Open String Wavefunctions in Warped Compactifications

TL;DR

This paper studies open string wavefunctions in warped compactifications, deriving warped Kahler potentials, analyzing flux effects on fermionic modes, and computing warping corrections to Yukawa couplings in string theory models.

Contribution

It provides a detailed analysis of open string wavefunctions in warped backgrounds, including flux effects and warping corrections to Kahler potentials and Yukawa couplings, extending previous models.

Findings

Fluxes couple to fermionic wavefunctions, altering their behavior.

Warping corrections to Yukawa couplings are computed in simple models.
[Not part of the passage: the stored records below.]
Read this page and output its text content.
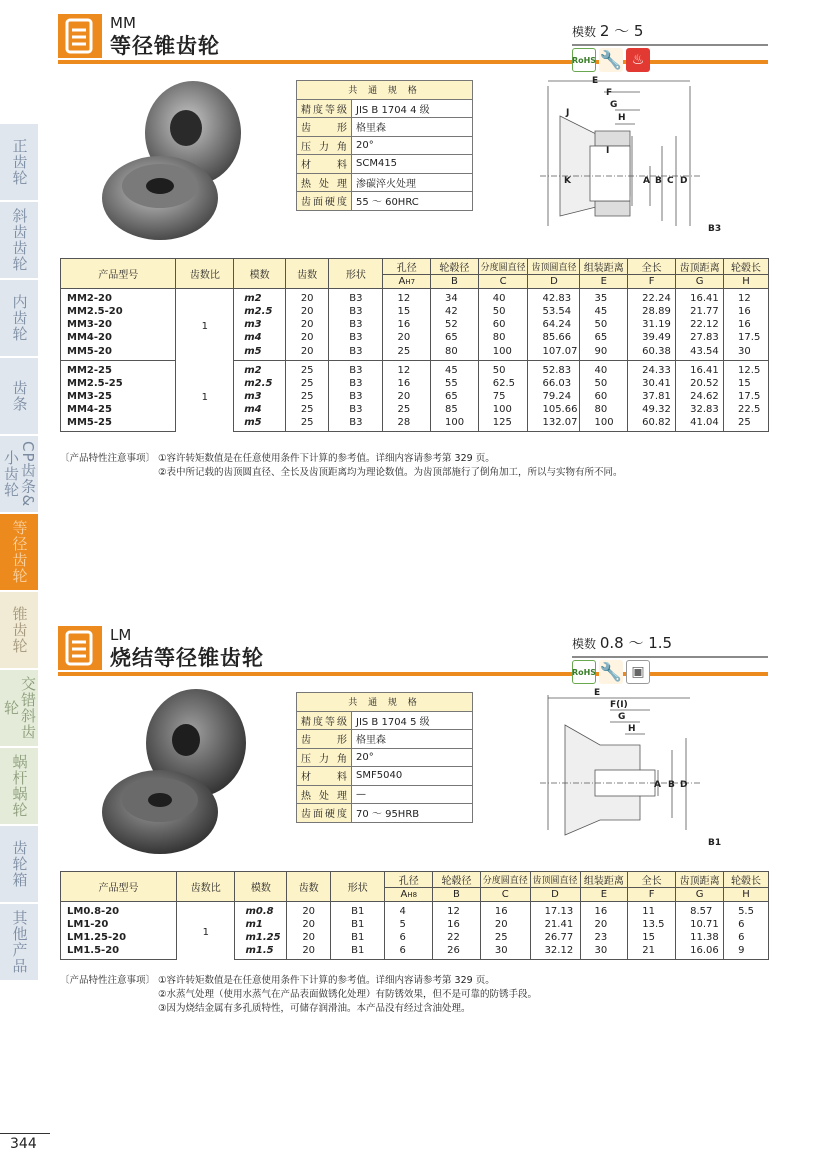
正齿轮
斜齿齿轮
内齿轮
齿条
CP齿条&小齿轮
等径齿轮
锥齿轮
交错斜齿轮
蜗杆蜗轮
齿轮箱
其他产品
MM
等径锥齿轮
模数 2 ～ 5
RoHS 🔧 ♨
共 通 规 格	
精度等级	JIS B 1704 4 级
齿形	格里森
压力角	20°
材料	SCM415
热处理	渗碳淬火处理
齿面硬度	55 ～ 60HRC
E
F
G
H
I
J
K	A B C D
B3
产品型号	齿数比	模数	齿数	形状	孔径	轮毂径	分度圆直径	齿顶圆直径	组装距离	全长	齿顶距离	轮毂长
					AH7	B	C	D	E	F	G	H
MM2-20	1	m2	20	B3	12	34	40	42.83	35	22.24	16.41	12
MM2.5-20		m2.5	20	B3	15	42	50	53.54	45	28.89	21.77	16
MM3-20		m3	20	B3	16	52	60	64.24	50	31.19	22.12	16
MM4-20		m4	20	B3	20	65	80	85.66	65	39.49	27.83	17.5
MM5-20		m5	20	B3	25	80	100	107.07	90	60.38	43.54	30
MM2-25	1	m2	25	B3	12	45	50	52.83	40	24.33	16.41	12.5
MM2.5-25		m2.5	25	B3	16	55	62.5	66.03	50	30.41	20.52	15
MM3-25		m3	25	B3	20	65	75	79.24	60	37.81	24.62	17.5
MM4-25		m4	25	B3	25	85	100	105.66	80	49.32	32.83	22.5
MM5-25		m5	25	B3	28	100	125	132.07	100	60.82	41.04	25
〔产品特性注意事项〕 ①容许转矩数值是在任意使用条件下计算的参考值。详细内容请参考第 329 页。
②表中所记载的齿顶圆直径、全长及齿顶距离均为理论数值。为齿顶部施行了倒角加工，所以与实物有所不同。
LM
烧结等径锥齿轮
模数 0.8 ～ 1.5
RoHS 🔧 ▣
共 通 规 格	
精度等级	JIS B 1704 5 级
齿形	格里森
压力角	20°
材料	SMF5040
热处理	—
齿面硬度	70 ～ 95HRB
E
F(I)
G
H
A B D
B1
产品型号	齿数比	模数	齿数	形状	孔径	轮毂径	分度圆直径	齿顶圆直径	组装距离	全长	齿顶距离	轮毂长
					AH8	B	C	D	E	F	G	H
LM0.8-20	1	m0.8	20	B1	4	12	16	17.13	16	11	8.57	5.5
LM1-20		m1	20	B1	5	16	20	21.41	20	13.5	10.71	6
LM1.25-20		m1.25	20	B1	6	22	25	26.77	23	15	11.38	6
LM1.5-20		m1.5	20	B1	6	26	30	32.12	30	21	16.06	9
〔产品特性注意事项〕 ①容许转矩数值是在任意使用条件下计算的参考值。详细内容请参考第 329 页。
②水蒸气处理（使用水蒸气在产品表面做锈化处理）有防锈效果，但不是可靠的防锈手段。
③因为烧结金属有多孔质特性，可储存润滑油。本产品没有经过含油处理。
344
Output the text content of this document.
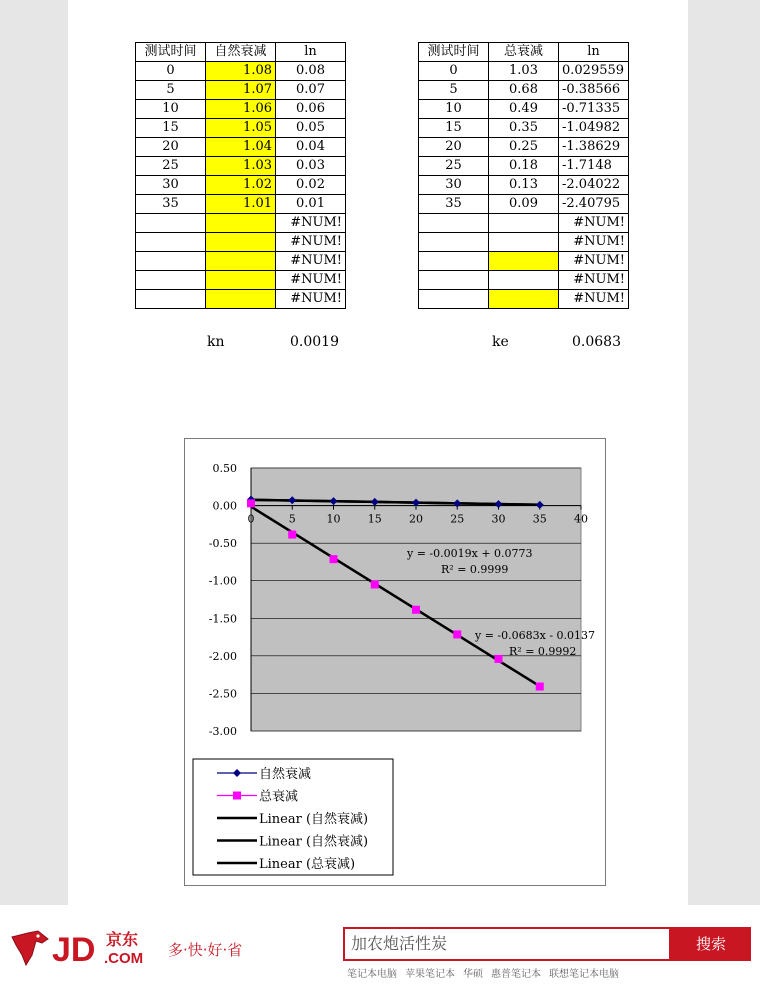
测试时间	自然衰减	ln
0	1.08	0.08
5	1.07	0.07
10	1.06	0.06
15	1.05	0.05
20	1.04	0.04
25	1.03	0.03
30	1.02	0.02
35	1.01	0.01
		#NUM!
		#NUM!
		#NUM!
		#NUM!
		#NUM!
测试时间	总衰减	ln
0	1.03	0.029559
5	0.68	-0.38566
10	0.49	-0.71335
15	0.35	-1.04982
20	0.25	-1.38629
25	0.18	-1.7148
30	0.13	-2.04022
35	0.09	-2.40795
		#NUM!
		#NUM!
		#NUM!
		#NUM!
		#NUM!
kn	0.0019	ke	0.0683
0.50
0.00
-0.50
-1.00
-1.50
-2.00
-2.50
-3.00
0	5	10 15 20 25 30 35 40
y = -0.0019x + 0.0773
R² = 0.9999
y = -0.0683x - 0.0137
R² = 0.9992
自然衰减
总衰减
Linear (自然衰减)
Linear (自然衰减)
Linear (总衰减)
JD 京东
.COM 多·快·好·省	加农炮活性炭	搜索
笔记本电脑 苹果笔记本 华硕 惠普笔记本 联想笔记本电脑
Modified wavefunction dependence ensures supersymmetry consistency.

Abstract

We analyze the wavefunctions for open strings in warped compactifications, and compute the warped Kahler potential for the light modes of a probe D-brane. This analysis not only applies to the dynamics of D-branes in warped backgrounds, but also allows to deduce warping corrections to the closed string Kahler metrics via their couplings to open strings. We consider in particular the spectrum of D7-branes in warped Calabi-Yau orientifolds, which provide a string theory realizations of the Randall-Sundrum scenario. We find that certain background fluxes, necessary in the presence of warping, couple to the fermionic wavefunctions and qualitatively change their behavior. This modified dependence of the wavefunctions are needed for consistency with supersymmetry, though it is present in non-supersymmetric vacua as well. We discuss the deviations of our setup from the RS scenario and, as an application of our results, compute the warping corrections to Yukawa couplings in a simple model. Our analysis is performed both with and without the presence of D-brane world-volume flux, as well as for the case of backgrounds with varying dilaton.